In 1948, the military and the CIA decided to settle their differences and take a hard look at the Gehlen group. In stepped Critchfield, who'd just been recruited into the CIA after an outstanding record as an Army commander during the war, during which he led units in Western Europe and North Africa. A farmer's son and ROTC cadet from North Dakota State University, Critchfield became the youngest colonel in the conflict.

As the new guy in an organization dominated by former OSS people, Critchfield was assigned to head to the Gehlen complex in Bavaria and make a recommendation on its future.

"I was very charmed by these East Coast lawyers and such," he said. "And they, without any briefing, sent me to investigate the Gehlen organization. I spent four weeks there and recommended that they keep it together."

Critchfield argued that the Gehlen organization could be instrumental not just as a continued intelligence asset, but as a force for influencing whatever Germany would become. Gehlen had been a member of the German Army's General Staff, which in the moral relativism embraced by soldiers, spies, and politicians, was considered far less evil than Nazi creations such as the SS and the Gestapo.

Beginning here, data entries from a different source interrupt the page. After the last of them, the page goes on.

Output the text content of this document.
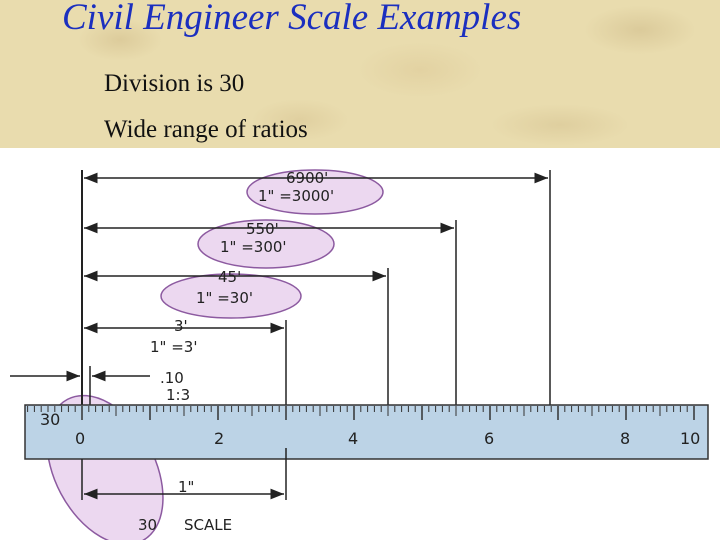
Civil Engineer Scale Examples
Division is 30
Wide range of ratios
6900'
1" =3000'
550'
1" =300'
45'
1" =30'
3'
1" =3'
.10
1:3
30
0	2	4	6	8	10
1"
30 SCALE
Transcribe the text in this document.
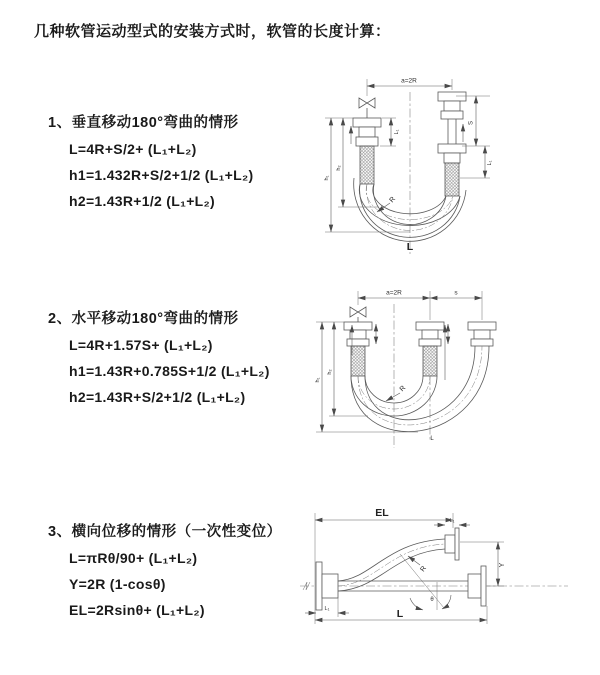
几种软管运动型式的安装方式时，软管的长度计算：
1、垂直移动180°弯曲的情形
L=4R+S/2+ (L₁+L₂)
h1=1.432R+S/2+1/2 (L₁+L₂)
h2=1.43R+1/2 (L₁+L₂)
2、水平移动180°弯曲的情形
L=4R+1.57S+ (L₁+L₂)
h1=1.43R+0.785S+1/2 (L₁+L₂)
h2=1.43R+S/2+1/2 (L₁+L₂)
3、横向位移的情形（一次性变位）
L=πRθ/90+ (L₁+L₂)
Y=2R (1-cosθ)
EL=2Rsinθ+ (L₁+L₂)
a=2R
L₁
S
L₁
h₁
h₂
R
L
a=2R	s
h₁
h₂
R
L
EL
L₁
Y
θ
R
L₁	L
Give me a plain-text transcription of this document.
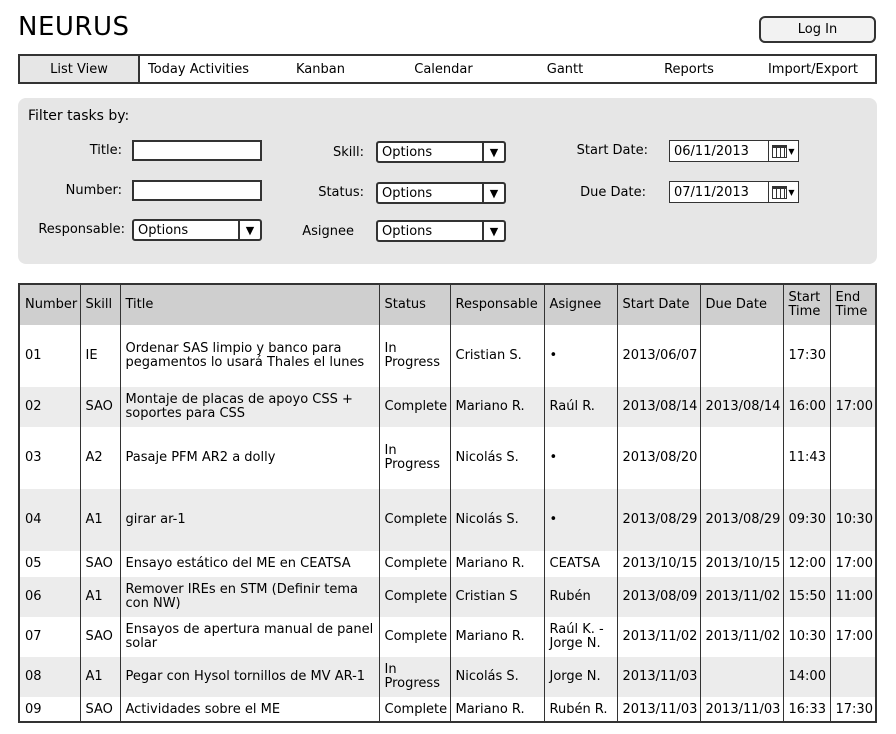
NEURUS	Log In
List View	Today Activities	Kanban	Calendar	Gantt	Reports	Import/Export
Filter tasks by:
Title:
Number:
Responsable:	Options	▼
Skill:	Options	▼
Status:	Options	▼
Asignee	Options	▼
Start Date:	06/11/2013	▼
Due Date:	07/11/2013	▼
Number	Skill	Title	Status	Responsable	Asignee	Start Date	Due Date	Start Time	End Time
01	IE	Ordenar SAS limpio y banco para pegamentos lo usará Thales el lunes	In Progress	Cristian S.	•	2013/06/07		17:30	
02	SAO	Montaje de placas de apoyo CSS + soportes para CSS	Complete	Mariano R.	Raúl R.	2013/08/14	2013/08/14	16:00	17:00
03	A2	Pasaje PFM AR2 a dolly	In Progress	Nicolás S.	•	2013/08/20		11:43	
04	A1	girar ar-1	Complete	Nicolás S.	•	2013/08/29	2013/08/29	09:30	10:30
05	SAO	Ensayo estático del ME en CEATSA	Complete	Mariano R.	CEATSA	2013/10/15	2013/10/15	12:00	17:00
06	A1	Remover IREs en STM (Definir tema con NW)	Complete	Cristian S	Rubén	2013/08/09	2013/11/02	15:50	11:00
07	SAO	Ensayos de apertura manual de panel solar	Complete	Mariano R.	Raúl K. - Jorge N.	2013/11/02	2013/11/02	10:30	17:00
08	A1	Pegar con Hysol tornillos de MV AR-1	In Progress	Nicolás S.	Jorge N.	2013/11/03		14:00	
09	SAO	Actividades sobre el ME	Complete	Mariano R.	Rubén R.	2013/11/03	2013/11/03	16:33	17:30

Critchfield says that Gehlen was an opportunist who realized early in the war that the world would be divided between the United States and the Soviet Union, and had begun preparing himself for Hitler's downfall. Hitler, in fact, fired Gehlen in the closing days of the war because of his bleak assessments of Germany's ability to hold off the Soviets on the Eastern Front.

Gehlen had prepared for an Allied victory months before the war's end and, with a group of confidantes, had been burying Soviet intelligence in the mountains of Bavaria. He even offered his services to the British, but was spurned.

"Gehlen's mission was to have his little packet of information and wait for the Allies, and use that little package to create a German intelligence," Critchfield said. "I didn't think that it was a Nazi organization."

Critchfield says the Gehlen people were instrumental in getting West Germany into the new North Atlantic Treaty Organization. In fact, when West Germany's first post-war chancellor, Konrad Adenauer, visited the United States during those talks in 1954, the military raised the Gehlen issue.